B.4. Design an institutional mechanism that would force the military to retain counterinsurgency lessons during peacetime. What incentive structures, career paths, budget allocations, or organizational structures would need to change? What resistance would you expect?

Part C: Synthesis and Evaluation

C.1. The chapter identifies a paradox: the military has invested more in institutional learning than any other institution and still repeats the same errors. Evaluate whether this paradox applies to your own field. Does your field have learning infrastructure that is overridden by structural incentives? Provide specific examples.

C.2. Compare the military's failure mode profile with criminal justice's (Chapter 27). Both fields repeat errors despite clear evidence. But their Correction Speed Model profiles are different — the military corrects faster during crises. What structural differences account for this? Which field is more likely to achieve lasting correction?

C.3. The chapter argues that strategic bombing doctrine persisted because of sunk cost (the Air Force's institutional identity), authority cascade (the air power theorists), and unfalsifiable defense ("we would have won if the politicians hadn't constrained us"). Evaluate whether this combination of failure modes is unique to the military or whether it appears in other fields. Identify a parallel case.

Part D: Mixed Practice (Interleaved)

D.1. A military organization has just suffered a significant defeat due to doctrinal failure. Using the crisis-driven correction framework (Chapter 19), the overcorrection framework (Chapter 21), and the counterinsurgency amnesia pattern from this chapter, predict what will happen: (a) in the next 2 years, (b) in the next 10 years, (c) in the next 20 years. What could the organization do differently to break the cycle?

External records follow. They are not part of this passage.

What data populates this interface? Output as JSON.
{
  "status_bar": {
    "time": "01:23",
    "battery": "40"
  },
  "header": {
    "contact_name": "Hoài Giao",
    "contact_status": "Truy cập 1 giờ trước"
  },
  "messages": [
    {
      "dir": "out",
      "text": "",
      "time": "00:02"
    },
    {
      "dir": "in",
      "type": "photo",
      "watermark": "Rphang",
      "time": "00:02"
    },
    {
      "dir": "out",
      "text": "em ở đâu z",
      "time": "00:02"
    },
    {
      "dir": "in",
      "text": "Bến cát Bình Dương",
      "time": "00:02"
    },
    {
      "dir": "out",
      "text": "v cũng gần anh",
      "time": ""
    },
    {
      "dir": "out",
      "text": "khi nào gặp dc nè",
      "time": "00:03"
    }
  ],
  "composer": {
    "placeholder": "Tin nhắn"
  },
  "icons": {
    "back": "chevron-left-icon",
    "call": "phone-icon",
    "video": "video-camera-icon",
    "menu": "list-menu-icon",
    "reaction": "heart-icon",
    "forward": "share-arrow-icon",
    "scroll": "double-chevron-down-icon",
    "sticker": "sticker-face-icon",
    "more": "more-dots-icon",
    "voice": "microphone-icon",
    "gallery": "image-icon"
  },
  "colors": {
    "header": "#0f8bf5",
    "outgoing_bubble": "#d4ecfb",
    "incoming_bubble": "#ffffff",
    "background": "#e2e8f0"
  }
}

D.2. A hospital system has implemented a comprehensive "lessons learned" program after a series of medical errors. The program includes after-action reviews, error databases, training modules, and a dedicated patient safety office. Using the military's institutional learning paradox, predict the likely trajectory of this program. What structural conditions would determine whether the lessons are retained or forgotten?

D.3. Apply the "fighting the last war" pattern to a non-military field. Identify a specific case where an institution prepared thoroughly for a repeat of its most recent crisis — and was blindsided by a different kind of crisis. Analyze the failure using the Einstellung framework and the doctrinal lock-in concept from this chapter.